Chamboulant le contenu traditionnel des due diligences, la gestion du cyber-risque change les habitudes des groupes avant, pendant et après la fusion. Yahoo! en a récemment fait les frais.

Le hacking a désormais un prix. Le piratage massif de plusieurs centaines de millions de comptes utilisateurs Yahoo! a contraint le géant américain à revoir à la baisse ses prétentions financières. En pleines négociations avec Verizon, candidat à sa reprise, l’entreprise encore dirigée par Marissa Mayer n’eut d’autre choix que d’accuser le coup. En effet, alerté par ces failles de sécurité répétées, Verizon en a profité pour imposer une réduction de 7 % du prix qu’il avait initialement proposé pour le rachat des activités Internet du groupe. Bilan pour les actionnaires de Yahoo! : un manque à gagner de 350 millions de dollars. 

Éviter les erreurs de valorisation

Longtemps reléguée loin derrière les considérations financières, juridiques ou stratégiques, la cybersécurité est en passe de devenir un élément clé dans la réalisation d’une opération de M&A. La prise de conscience des enjeux induits par les cyber-risques semble générale. Un sondage réalisé au début de l’année par le cabinet Freshfields Bruckhaus Deringer fait ressortir que 90 % des sondés estiment qu’une cyberattaque touchant une cible pourrait entraîner une réduction de son prix d’acquisition. Plus impressionnant, pour 83 % d’entre eux, si cette faille survenait au cours de la phase de due diligence, elle pourrait conduire à l’abandon pur et simple de l’opération. Des chiffres qui reflètent un véritable consensus sur la nécessité d’intégrer un volet « cyber » à la traditionnelle due diligence. Le risque ? Une valorisation totalement faussée et donc un prix astronomique déboursé pour une coquille vide. Ce peut notamment être le cas si la société cible est une start-up dont la technologie constitue la seule valeur. « En cas de piratage informatique, elle perd l'exclusivité de son algorithme. Elle ne vaut alors plus rien », confirme Michael Bittan associé responsable des activités de gestion des risques cyber chez Deloitte.

Délicates « cyber due diligences »

Si la nécessité de mener une étude du niveau de la protection informatique d’une cible ne fait plus débat, la méthode, elle, demeure assez nébuleuse. Hormis quelques secteurs sensibles (comme la défense ou le monde bancaire), il n’existe pas, pour le moment, de norme universelle en la matière, par opposition aux autres volets d’une due diligence régis par des règles comptables et des principes réglementaires et légaux. Les seuls référentiels disponibles en matière de cybersécurité concernent des standards indiquant comment mettre en œuvre une protection suffisante mais ils ne permettent pas d’évaluer son efficacité in fine.
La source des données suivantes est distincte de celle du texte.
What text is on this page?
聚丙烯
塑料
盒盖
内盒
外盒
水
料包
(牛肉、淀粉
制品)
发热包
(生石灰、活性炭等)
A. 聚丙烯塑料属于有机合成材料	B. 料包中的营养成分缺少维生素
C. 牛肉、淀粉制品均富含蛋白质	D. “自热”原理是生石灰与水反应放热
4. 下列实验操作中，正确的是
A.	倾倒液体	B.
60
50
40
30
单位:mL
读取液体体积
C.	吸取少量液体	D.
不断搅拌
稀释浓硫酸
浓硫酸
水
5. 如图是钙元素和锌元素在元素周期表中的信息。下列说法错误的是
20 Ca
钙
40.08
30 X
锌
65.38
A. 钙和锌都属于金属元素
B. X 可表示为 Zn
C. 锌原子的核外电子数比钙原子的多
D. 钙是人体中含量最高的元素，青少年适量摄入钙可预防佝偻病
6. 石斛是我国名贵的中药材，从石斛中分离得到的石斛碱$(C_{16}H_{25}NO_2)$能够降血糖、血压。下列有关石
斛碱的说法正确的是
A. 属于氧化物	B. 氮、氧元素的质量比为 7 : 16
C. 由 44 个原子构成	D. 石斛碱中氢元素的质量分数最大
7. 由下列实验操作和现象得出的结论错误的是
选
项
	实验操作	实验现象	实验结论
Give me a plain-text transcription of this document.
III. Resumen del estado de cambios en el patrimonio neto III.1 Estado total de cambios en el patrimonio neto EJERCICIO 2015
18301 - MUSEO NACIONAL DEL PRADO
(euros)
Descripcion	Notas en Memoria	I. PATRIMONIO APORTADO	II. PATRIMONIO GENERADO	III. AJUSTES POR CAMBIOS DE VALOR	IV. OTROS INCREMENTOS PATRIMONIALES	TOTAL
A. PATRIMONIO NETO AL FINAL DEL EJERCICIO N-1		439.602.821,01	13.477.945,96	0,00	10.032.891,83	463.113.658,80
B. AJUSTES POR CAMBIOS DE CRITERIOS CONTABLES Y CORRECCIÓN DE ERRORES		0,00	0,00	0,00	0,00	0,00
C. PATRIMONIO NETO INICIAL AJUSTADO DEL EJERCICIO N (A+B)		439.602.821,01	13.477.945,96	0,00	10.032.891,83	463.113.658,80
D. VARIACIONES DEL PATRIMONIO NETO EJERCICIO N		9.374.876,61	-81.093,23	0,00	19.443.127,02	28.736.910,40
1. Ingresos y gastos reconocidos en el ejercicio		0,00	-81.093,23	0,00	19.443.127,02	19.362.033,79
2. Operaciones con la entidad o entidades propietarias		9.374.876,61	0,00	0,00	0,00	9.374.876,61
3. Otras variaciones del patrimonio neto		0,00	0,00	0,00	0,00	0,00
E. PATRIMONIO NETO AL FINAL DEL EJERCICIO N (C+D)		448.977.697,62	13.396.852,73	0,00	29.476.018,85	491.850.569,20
Il ne reste aux dirigeants souhaitant racheter une entreprise qu’à mettre en place une équipe dédiée faisant intervenir des sociétés spécialisées et des experts IT. Loin de se cantonner à la phase de due diligence, ils sont invités à collaborer non seulement en amont de l’opération de fusion-acquisition mais également lors de l’intégration de la cible. L’idée étant de veiller à ce que le niveau de sécurité informatique de la nouvelle entité ne s’aligne pas nécessairement sur celui le plus faible des deux sociétés ayant fusionné. Outre la difficulté à définir une méthode de travail et à réunir l’équipe idoine, le potentiel acquéreur peut se heurter aux réticences du vendeur à communiquer sur des informations relatives à sa cybersécurité. Sans oublier que cet échange de données très sensibles entre acheteur et vendeur peut faire lui-même l’objet de piratage

La tentation de la cyberassurance

L’une des solutions à la portée des chefs d’entreprise consiste à souscrire une assurance spécialisée dans la gestion des cyberattaques. Pourtant, plus que la réparation pécuniaire dont le montant est particulièrement délicat à établir puisqu’une attaque porte préjudice à l’image et la réputation de l’entreprise, ce sont les services annexes qui peuvent séduire les dirigeants. Les contrats d’assurance proposent bien souvent tout un ensemble de prestations accompagnant la traditionnelle compensation financière : outils de prévention, réparation technique après l’attaque ou même gestion de crise. De quoi rassurer des entreprises peu au fait des techniques de lutte contre la cybercriminalité et rassurer lors d’opérations de M&A. Reste à savoir si le montant de ces prestations ne découragera pas les dirigeants. Avec ou sans assurance, les entreprises devront rapidement se saisir du sujet du cyber-risque pour se conformer aux obligations induites par le règlement général de la protection des données qui entrera en vigueur le 25 mai 2018.